11 - Entre a Faculdade de C....... . .......... .. ............ .... .. ...... (F..) e a A., em ... de ... de 2013, foi assinado um termo de renovação do contrato de bolsa, pelo período de 12 (doze) meses, de .../.../2013 a .../.../2014, cujo teor integral consta de fls. 19 dos autos e se dá aqui por reproduzido, documento n.º 9 junto com a petição.


12 - Entre a Faculdade de C....... . .......... .. ............ .... .. ...... (F..) e a A., em ... de ... de 2014, foi assinado um termo de renovação do contrato de bolsa, pelo período de 12 (doze) meses, de .../.../2014 a .../.../2015, cujo teor integral consta de fls. 19v. dos autos e se dá aqui por reproduzido, documento n.º 10 junto com a petição.


13 - Entre a Faculdade de C....... . .......... .. ............ .... .. ...... (F..) e a A., em ... de ... de 2015, foi assinado um termo de renovação do contrato de bolsa, pelo período de 6 (seis) meses, de .../.../2015 a .../.../2015, cujo teor integral consta de fls. 20 dos autos e se dá aqui por reproduzido, documento n.º 11 junto com a petição.


14 - Entre a Faculdade de C....... . .......... .. ............ .... .. ...... (F..) e a A., em ... de ... de 2016, foi assinado um termo de renovação do contrato de bolsa, pelo período de 6 (seis) meses, de .../.../2016 a .../.../2016, cujo teor integral consta de fls. 20v. dos autos e se dá aqui por reproduzido, documento n.º 12 junto com a petição.
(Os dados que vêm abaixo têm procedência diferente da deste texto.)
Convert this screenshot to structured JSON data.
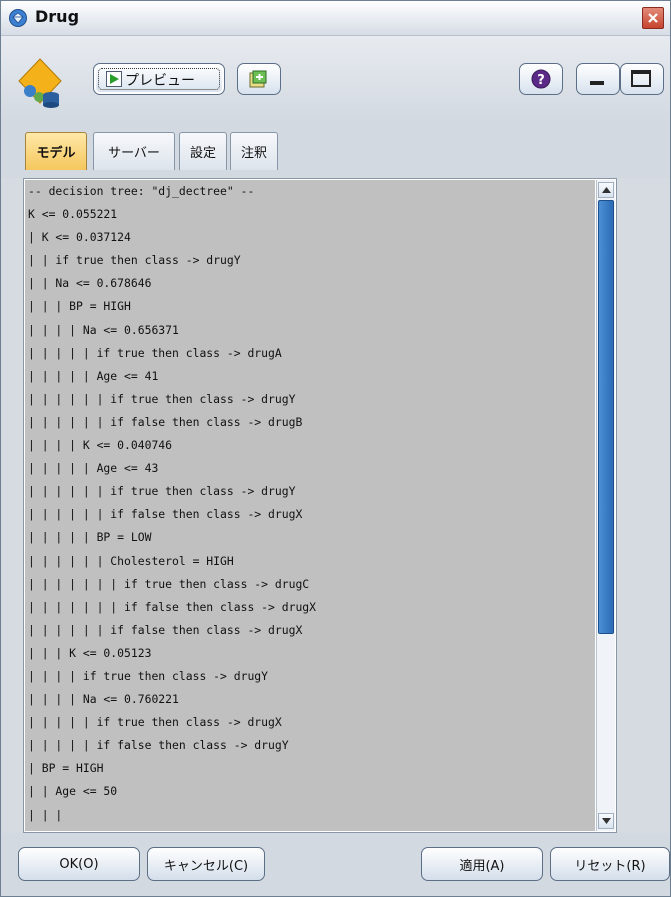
{
  "window": {
    "title": "Drug",
    "close_icon": "close-icon"
  },
  "toolbar": {
    "preview_label": "プレビュー",
    "preview_icon": "play-icon",
    "export_icon": "export-icon",
    "help_icon": "help-icon",
    "minimize_icon": "minimize-icon",
    "maximize_icon": "maximize-icon"
  },
  "tabs": [
    {
      "label": "モデル",
      "active": true
    },
    {
      "label": "サーバー",
      "active": false
    },
    {
      "label": "設定",
      "active": false
    },
    {
      "label": "注釈",
      "active": false
    }
  ],
  "tree_text": {
    "lines": [
      "-- decision tree: \"dj_dectree\" --",
      "K <= 0.055221",
      "| K <= 0.037124",
      "| | if true then class -> drugY",
      "| | Na <= 0.678646",
      "| | | BP = HIGH",
      "| | | | Na <= 0.656371",
      "| | | | | if true then class -> drugA",
      "| | | | | Age <= 41",
      "| | | | | | if true then class -> drugY",
      "| | | | | | if false then class -> drugB",
      "| | | | K <= 0.040746",
      "| | | | | Age <= 43",
      "| | | | | | if true then class -> drugY",
      "| | | | | | if false then class -> drugX",
      "| | | | | BP = LOW",
      "| | | | | | Cholesterol = HIGH",
      "| | | | | | | if true then class -> drugC",
      "| | | | | | | if false then class -> drugX",
      "| | | | | | if false then class -> drugX",
      "| | | K <= 0.05123",
      "| | | | if true then class -> drugY",
      "| | | | Na <= 0.760221",
      "| | | | | if true then class -> drugX",
      "| | | | | if false then class -> drugY",
      "| BP = HIGH",
      "| | Age <= 50",
      "| | |"
    ]
  },
  "footer": {
    "ok": "OK(O)",
    "cancel": "キャンセル(C)",
    "apply": "適用(A)",
    "reset": "リセット(R)"
  },
  "colors": {
    "active_tab": "#f5c75d",
    "text_background": "#c0c0c0",
    "scroll_thumb": "#2d6cb6"
  }
}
15 - Entre a Faculdade de C....... . .......... .. ............ .... .. ......F..) e a A., em ... de ... de 2016, foi celebrado um contrato de bolseiro de investigação, pelo período de 6 (seis) meses, de .../.../2016 a .../.../2016, cujo teor integral consta de fls. 21 e 22 dos autos e se dá aqui por reproduzido, documento n.º 13 junto com a petição.


16 - Entre a Faculdade de C....... . .......... .. ............ .... .. ......(F..) e a A., em ... de ... de 2017, foi assinado um termo de renovação do contrato de bolsa, pelo período de 12 (doze) meses, de .../.../2017 a .../.../2017, cujo teor integral consta de fls. 22v. dos autos e se dá aqui por reproduzido, documento n.º 14 junto com a petição.


17 - Entre a Faculdade de C....... . .......... .. ............ .... .. ...... (F..) e a A., em ... de ... de 2018, foi assinado um termo de renovação do contrato de bolsa, pelo período de 12 (doze) meses, de .../.../2018 a .../.../2018, cujo teor integral consta de fls. 23 dos autos e se dá aqui por reproduzido, documento n.º 15 junto com a petição.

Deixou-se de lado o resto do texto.